3. Labor Markets are Trending toward a Tipping Point: With the Baby Boomer retirement pace accelerating and the peak of the millennial labor for entrance into the labor market already passed, the report predicts that there is the possibility of “labor shortages”. This is especially focused on skilled workers. The issue is whether growth is stagnated based on companies being unable to find the employees to execute the plan. Without the growth, all areas of real estate are affected.

4. Real Estate’s Love/Hate Relationship with Technology Intensifies: There is no form of real estate that is exempt from the expansion of technology. Technology creates change in space use, location, and demand levels that appears to be occurring at an accelerated pace. The report highlights that adaptation is both the trend and the key to survival.

5. Event Risk is Here to Stay: With an ever more complicated global economy and an increasing number of geopolitical risks, many investors seek a “flight to safety”. However, this does create an interest of real estate investment in the United States. For the 12 months, ending July 31, 2014, $50.3 billion in globally secured capital purchased U.S. Real Property.

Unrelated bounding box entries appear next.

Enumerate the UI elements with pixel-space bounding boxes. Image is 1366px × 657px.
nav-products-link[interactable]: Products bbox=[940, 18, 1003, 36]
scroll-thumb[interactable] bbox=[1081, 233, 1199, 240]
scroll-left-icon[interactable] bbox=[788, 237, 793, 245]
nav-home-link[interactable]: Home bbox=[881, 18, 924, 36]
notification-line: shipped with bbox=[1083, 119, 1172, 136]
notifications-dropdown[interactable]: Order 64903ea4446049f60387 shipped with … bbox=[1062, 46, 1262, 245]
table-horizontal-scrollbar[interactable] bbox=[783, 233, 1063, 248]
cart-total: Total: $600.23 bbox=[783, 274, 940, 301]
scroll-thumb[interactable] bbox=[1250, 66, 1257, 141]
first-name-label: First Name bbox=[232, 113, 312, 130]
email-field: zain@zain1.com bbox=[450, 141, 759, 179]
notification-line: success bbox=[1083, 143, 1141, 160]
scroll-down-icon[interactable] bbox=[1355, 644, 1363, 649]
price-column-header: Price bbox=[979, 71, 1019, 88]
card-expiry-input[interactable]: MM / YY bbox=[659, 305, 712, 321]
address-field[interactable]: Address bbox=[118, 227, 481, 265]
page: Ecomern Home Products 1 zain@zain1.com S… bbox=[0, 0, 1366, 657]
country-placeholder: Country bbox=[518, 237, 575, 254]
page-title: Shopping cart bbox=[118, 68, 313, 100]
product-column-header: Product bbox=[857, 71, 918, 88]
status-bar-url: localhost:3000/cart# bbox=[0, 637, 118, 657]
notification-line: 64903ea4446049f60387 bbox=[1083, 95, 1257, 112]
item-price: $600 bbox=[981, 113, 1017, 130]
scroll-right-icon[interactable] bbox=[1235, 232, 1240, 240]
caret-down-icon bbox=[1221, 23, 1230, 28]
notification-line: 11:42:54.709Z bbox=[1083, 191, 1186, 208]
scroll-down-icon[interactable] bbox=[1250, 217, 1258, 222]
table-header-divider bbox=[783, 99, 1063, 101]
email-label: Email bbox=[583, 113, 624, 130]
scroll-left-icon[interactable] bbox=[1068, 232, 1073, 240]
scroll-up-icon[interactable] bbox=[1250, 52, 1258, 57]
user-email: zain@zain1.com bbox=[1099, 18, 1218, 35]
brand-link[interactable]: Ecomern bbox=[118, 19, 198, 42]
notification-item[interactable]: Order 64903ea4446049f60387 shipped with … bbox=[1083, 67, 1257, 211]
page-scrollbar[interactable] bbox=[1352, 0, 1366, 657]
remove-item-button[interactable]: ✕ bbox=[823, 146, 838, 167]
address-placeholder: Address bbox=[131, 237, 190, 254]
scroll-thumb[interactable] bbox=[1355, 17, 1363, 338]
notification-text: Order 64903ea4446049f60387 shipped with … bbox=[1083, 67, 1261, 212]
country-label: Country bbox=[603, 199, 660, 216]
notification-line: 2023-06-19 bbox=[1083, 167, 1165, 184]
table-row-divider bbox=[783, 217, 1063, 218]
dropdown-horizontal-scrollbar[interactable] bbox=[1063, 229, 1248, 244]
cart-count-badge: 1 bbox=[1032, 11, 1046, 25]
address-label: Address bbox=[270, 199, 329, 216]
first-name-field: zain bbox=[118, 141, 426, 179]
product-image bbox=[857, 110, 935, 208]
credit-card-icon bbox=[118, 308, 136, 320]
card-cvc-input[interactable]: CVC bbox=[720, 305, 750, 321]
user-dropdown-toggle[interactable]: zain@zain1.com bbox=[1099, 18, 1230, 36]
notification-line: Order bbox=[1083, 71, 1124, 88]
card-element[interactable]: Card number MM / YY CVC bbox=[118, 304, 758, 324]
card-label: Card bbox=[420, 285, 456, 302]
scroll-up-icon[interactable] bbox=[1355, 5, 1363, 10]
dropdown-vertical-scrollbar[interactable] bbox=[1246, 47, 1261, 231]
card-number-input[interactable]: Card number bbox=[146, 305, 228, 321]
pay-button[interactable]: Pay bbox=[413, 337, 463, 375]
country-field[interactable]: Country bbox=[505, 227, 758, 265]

Canadians represented the largest share with $15.1 billion. However, the investment spans the globe from Norway, China, Japan, Hong Long, Germany, Israel, and Australia all reaching investment levels of between $2 and $ billion. The international investor provides an opportunity in every asset class especially well located commercial, residential condominiums, and land.

6. A Darwinan Market Keeps the Squeeze on Companies: Competition is always going to be a factor in the marketplace. Under performing managers, brokers and other industry professionals run the risk of getting replaced. The largest investors generally align with relationships that they have a track record with. As these investors decide what the long term strategy for their assets, being able to provide value added service at competitive rates is going to be critical.

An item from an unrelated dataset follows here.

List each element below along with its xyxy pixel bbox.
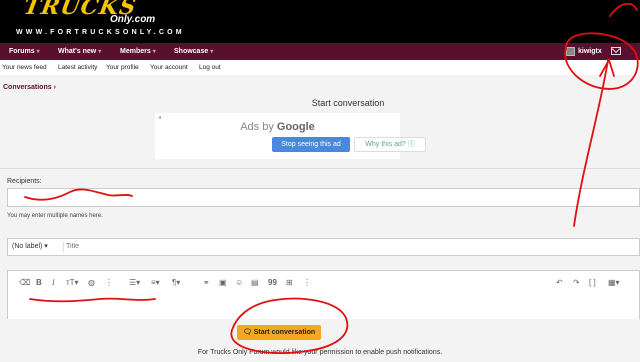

7. A New 900-Pound Gorilla Swings into View: US retirement assets hit $23 Trillion in 2014. OF that amount, more than half was in a defined contribution or individual retirement account. This could lead to billions of investment into real estate.

8. Infrastructure: Time for the United States to Get Serious?: We are now well into the 21st Century and we rely upon roads, bridges, transit, and other infrastructure that is up to 100 years old. Like many things in this world, it is taken for granted until it fails. The trend of public/private partnerships are worth watching. The private sector, in many cases despite commanding a return, can complete this work in a more cost effective way than the public sector. Contributing to the infrastructure creates jobs but funding is still an issue.

9. Housing Steps Off the Roller Coaster: Housing seems to be putting the over-supply of the last cycle behind it. Even with the burst of the last bubble, the trend seems to be going back to the fundamental principles of supply and demand. In fact, the last recession created a significant under supply of homes that amount to around 9 million. Obviously, this is an important statistic to tract going forward.

10. Keeping an Eye on the Bubble – Emerging Concerns: The Real Estate Cycle starts with the fact that Upcycles breads optimism but when it becomes excessive, it can promote reckless investing. As such, there always is a concern for a bursting of the bubble. Interest rate increases and relaxed underwriting are specific areas of potential concern. Further, the sales price of existing assets in relation to replacement cost is always worth monitoring. Steady sustained growth is the path that most would like to see over the long run.